I'd been passively watching the debates and all the stumping, ad nauseum, of the past year. I told myself I'd pay attention later, maybe in the summer, when I voted in the primary. Then I got a phone call from the Democratic party, asking if I knew about the upcoming caucus and how it worked. I did and I didn't. I said, "Yes but I'm voting in the primary."
Imagine my shock when she answered, "There is no primary in Nevada this time. We are an early caucus state. This is the only time your voice will be heard before the general election in November." That woke me up.
I grabbed my latest copy of Newsweek and some of the local papers stacked up in the garage, hit the Internet, and educated myself on the Presidential Race. I looked at voting records and issue comparison sites, hoping that the pieces would fall neatly into place.
They did. Barack Obama's name kept coming up (along with Dennis Kucinich) when I took the polls or looked at the candidates views side by side. End the war in Iraq within a safe and reasonable time period - check. War, in general, is a bad idea - check. Health care for everyone - check, Common sense education reform - check. Practical leadership experience - check.

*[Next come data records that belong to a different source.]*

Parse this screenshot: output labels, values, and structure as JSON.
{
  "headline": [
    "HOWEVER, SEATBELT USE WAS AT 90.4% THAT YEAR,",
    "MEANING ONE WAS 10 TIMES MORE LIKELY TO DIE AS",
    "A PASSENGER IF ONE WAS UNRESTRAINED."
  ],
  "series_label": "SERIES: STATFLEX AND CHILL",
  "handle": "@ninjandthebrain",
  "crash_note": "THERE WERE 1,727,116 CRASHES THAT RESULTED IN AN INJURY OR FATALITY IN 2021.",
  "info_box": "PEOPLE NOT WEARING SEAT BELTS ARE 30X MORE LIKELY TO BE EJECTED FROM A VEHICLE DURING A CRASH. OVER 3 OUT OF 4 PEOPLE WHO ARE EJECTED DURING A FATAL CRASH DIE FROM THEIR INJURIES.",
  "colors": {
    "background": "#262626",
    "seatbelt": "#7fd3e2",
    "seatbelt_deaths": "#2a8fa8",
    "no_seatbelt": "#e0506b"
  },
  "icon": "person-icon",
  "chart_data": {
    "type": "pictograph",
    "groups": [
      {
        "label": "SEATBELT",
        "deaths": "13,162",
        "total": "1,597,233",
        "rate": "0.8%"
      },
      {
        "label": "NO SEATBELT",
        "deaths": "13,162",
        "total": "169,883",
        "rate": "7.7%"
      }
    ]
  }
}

Now I got excited and went to my local campaign office to volunteer. Three hours in the stuffy, cramped office and I knew I'd found my political family. As I looked around the phone banks at my neighbors diligently making calls, I noticed something amazing - the America I always believed existed, so different from the image pushed on us by the media. There were young people, college students, retirees, mothers (me with my three year old wandering around the office), white, African-American, Latino. Every walk of life was represented.
I found out about a rally at a neighborhood school and scrambled to get tickets and attend. I had to see for myself if this man and the feelings he ignites are for real. My twelve-year-old son went with me. We stood in line with close to 4,000 people for over an hour, hoping to get inside the gym. Daniel and I made it but just barely. We made out way with the last 100 or so into the few remaining seats at the top of the bleachers.
You know that line from the movie Jerry McGuire..."You had me at hello." Well, he had me. This was different. He did what I would have done - what I would have wanted someone to do for me. Now that's cool.
Before long he opened the floor to questions and I was privileged to ask the last question of the night. I wanted to know his views on the Military Commissions Act of 2006. I got the answer I'd hoped for. Turn back and amend the act, restore the writ of habeas corpus, repeal unconstitutional executive powers. I could go on and on but in my excitement that's all I remember well enough to quote.
The two things that made me happiest - He talked about empathy and understanding, walking in the other guys shoes as a powerful negotiation tactic as well as a life philosophy. That is what I experienced in his campaign office as the staffers played with and put my little boy to work. No one pushed him away or told me not to bring my child. He was included. They were empathetic.
He talked about transparency in government, putting health care negotiations and round table discussions on C-SPAN.
And finally, "No one will be reading your emails or wiretapping your phones or looking at what books you checked out of the library when I am your president."